Dünyaya açılmaları ise Edouard Adler in çocukları tarafından gerçekleştirilmiş. Franklin ve Carlo Adler. 1972 yılında İstanbul dan ayrılan marka Cenevre ye mağaza açarak
taşınmış ve bugün Londra, Abu Dabi, Tokyo, Hong Kong gibi dünyanın bir çok
şehrinde mağazaları var. Dört kuşak devam eden Adler imparatorluğu
Cartier, Tiffany gibi markalarla
birlikte anılmakta. Ayrıca Avrupa ve Ortadoğudaki kraliyet ailelerinin mücevhercisi
olarakta bilinmekde.
İlk kurulduğu yıllarda ağır parçalar üreten marka dünya
platformuna çıktıktan sonra daha minimal, estetik ve feminen
parçalar üretmeye başlamıştır. Sanırım
ilk ağır parçalar üretilmesinin sebeplerinden biride İstanbul da bu işi yapıyor
olmalarıdır. Biliyoruz ki o dönemlerde heleki İstanbul da mücevherlerde farklı teknikler kullanılırdı
ve gösterişli parçalar üretilirdi. Orada esinlenilebilecek büyük bir hazine var. Mimariler, İstanbul’un tarihi,
Osmanlı mücevherleri vs. vs.. Adler de
bunun etkisi altında kalmış olabilir.
Şuanda markayı Allen Adler yönetiyor. Mücevher sektöründe kuşaktan kuşağa sürdürülen ve dünyada ün
yapmış mücevher markalarının sayısı az. Adler ailesi bunu en iyi şekilde
başarmış. Bu işin içinde olan biri olarak markayı 3 başlıkta değerlendirebilirim. Ürünlerinde kullandıkları taşlar, kullandıkları farklı malzemeler
ve diğeride markanın yapmış olduğu reklamlar.

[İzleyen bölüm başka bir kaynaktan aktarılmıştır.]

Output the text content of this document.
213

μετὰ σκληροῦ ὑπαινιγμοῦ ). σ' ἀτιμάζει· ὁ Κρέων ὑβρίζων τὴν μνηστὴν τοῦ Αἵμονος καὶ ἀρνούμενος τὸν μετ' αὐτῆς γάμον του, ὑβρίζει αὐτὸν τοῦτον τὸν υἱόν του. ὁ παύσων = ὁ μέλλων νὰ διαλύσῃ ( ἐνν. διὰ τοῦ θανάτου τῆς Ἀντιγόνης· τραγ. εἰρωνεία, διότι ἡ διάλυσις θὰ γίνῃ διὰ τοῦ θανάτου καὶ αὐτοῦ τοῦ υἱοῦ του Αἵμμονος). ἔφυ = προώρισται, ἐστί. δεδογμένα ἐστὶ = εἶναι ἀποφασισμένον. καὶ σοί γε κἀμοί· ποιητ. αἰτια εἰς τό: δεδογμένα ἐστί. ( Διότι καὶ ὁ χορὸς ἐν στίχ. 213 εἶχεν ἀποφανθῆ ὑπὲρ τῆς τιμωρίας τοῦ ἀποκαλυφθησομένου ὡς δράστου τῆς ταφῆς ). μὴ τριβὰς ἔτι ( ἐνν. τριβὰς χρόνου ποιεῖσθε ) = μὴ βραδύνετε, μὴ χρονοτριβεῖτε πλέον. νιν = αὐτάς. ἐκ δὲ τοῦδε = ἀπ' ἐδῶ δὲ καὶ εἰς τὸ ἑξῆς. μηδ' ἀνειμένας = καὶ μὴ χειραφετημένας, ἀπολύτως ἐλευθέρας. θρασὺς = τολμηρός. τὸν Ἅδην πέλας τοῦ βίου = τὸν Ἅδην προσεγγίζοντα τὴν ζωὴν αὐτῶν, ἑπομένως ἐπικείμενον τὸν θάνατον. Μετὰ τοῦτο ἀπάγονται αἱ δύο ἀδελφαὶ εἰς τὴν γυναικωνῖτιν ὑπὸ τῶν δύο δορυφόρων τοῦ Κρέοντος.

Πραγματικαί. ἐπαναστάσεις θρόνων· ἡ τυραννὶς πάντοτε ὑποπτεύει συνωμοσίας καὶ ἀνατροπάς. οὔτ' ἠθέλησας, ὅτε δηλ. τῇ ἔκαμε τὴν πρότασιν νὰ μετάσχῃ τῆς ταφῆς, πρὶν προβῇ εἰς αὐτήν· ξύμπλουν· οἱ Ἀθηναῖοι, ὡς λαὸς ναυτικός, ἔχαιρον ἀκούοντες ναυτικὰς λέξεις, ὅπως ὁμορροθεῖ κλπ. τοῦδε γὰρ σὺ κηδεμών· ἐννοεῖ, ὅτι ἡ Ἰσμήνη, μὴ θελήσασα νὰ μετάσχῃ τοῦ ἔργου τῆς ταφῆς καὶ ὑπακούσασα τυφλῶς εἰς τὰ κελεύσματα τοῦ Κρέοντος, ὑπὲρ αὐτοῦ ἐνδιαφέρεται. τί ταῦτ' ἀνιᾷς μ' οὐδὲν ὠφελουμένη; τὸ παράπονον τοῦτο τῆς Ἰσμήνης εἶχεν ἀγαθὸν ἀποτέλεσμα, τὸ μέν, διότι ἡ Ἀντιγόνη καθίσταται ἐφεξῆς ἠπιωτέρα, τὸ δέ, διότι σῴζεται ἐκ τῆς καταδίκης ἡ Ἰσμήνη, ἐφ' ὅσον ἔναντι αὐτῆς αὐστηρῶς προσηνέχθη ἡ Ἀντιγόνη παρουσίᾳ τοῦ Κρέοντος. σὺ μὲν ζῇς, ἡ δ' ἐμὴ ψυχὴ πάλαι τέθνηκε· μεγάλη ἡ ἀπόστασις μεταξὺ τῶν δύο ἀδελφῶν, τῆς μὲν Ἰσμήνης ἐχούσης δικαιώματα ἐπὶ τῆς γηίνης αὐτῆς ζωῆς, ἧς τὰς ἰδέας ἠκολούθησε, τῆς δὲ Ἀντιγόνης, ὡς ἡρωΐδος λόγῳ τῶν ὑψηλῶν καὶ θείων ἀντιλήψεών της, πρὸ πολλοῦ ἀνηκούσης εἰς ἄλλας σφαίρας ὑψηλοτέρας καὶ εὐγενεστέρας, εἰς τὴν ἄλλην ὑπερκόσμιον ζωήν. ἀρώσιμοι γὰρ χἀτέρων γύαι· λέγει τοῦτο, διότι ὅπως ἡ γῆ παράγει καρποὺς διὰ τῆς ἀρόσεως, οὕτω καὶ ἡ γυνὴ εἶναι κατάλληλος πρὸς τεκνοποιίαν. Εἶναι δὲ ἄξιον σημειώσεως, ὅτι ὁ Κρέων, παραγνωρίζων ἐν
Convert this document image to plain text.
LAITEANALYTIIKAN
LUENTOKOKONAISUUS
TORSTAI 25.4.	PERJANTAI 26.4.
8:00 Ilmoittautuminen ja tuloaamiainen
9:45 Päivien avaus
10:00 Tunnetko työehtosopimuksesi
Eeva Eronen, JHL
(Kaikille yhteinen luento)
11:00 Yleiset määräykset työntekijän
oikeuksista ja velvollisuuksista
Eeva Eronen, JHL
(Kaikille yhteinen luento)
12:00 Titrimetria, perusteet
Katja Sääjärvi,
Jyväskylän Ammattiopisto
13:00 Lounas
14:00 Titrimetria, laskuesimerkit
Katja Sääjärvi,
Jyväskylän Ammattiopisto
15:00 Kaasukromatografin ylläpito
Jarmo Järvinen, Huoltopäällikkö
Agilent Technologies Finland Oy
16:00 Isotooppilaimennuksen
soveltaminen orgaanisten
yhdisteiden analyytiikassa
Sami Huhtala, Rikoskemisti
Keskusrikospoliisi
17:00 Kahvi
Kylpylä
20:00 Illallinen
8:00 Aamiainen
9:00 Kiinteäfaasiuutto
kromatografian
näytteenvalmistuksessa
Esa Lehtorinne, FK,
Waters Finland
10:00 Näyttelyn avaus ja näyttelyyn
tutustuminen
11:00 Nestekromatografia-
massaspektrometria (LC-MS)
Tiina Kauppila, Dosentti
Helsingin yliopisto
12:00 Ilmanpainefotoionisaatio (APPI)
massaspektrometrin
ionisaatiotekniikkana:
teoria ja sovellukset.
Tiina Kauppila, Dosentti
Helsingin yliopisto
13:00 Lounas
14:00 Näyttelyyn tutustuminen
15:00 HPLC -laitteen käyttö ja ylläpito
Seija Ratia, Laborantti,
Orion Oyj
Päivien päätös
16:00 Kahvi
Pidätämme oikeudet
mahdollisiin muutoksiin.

- Taşlar göz alıcı! Kaliteyi hemen farkedebiliyorsunuz. Farklı renklerdeki taşların birlikte kullanıldığı parçalardaki uyum muhteşem.
- Kullandıkları malzemeler ise farklı! Karbon, ahşap, titanyum ve ipek gibi malzemeler kullanıyorlar. Ayrıca doğa formlarıda dikkat çekiyor.
- Reklamları ve görselleri ise devasa paralar harcanmadan yapılmış belli fakat çok orijinal reklamlar. Bence en iyi mücevher reklamları Adlere ait.
Franklin Adlerin'in kaleminden.. (Harper's
Bazaar)
Mücevher sonsuzluğun, gücün
ve rüyaların sembolüdür. Büyüleyicidir. Estetiğin ötesinde pek çok şeyi sembolize eder. Dönemlere, farklı
kültürlere ve farklı inançlara göre insanın dünyaya bakış açısını anlatır.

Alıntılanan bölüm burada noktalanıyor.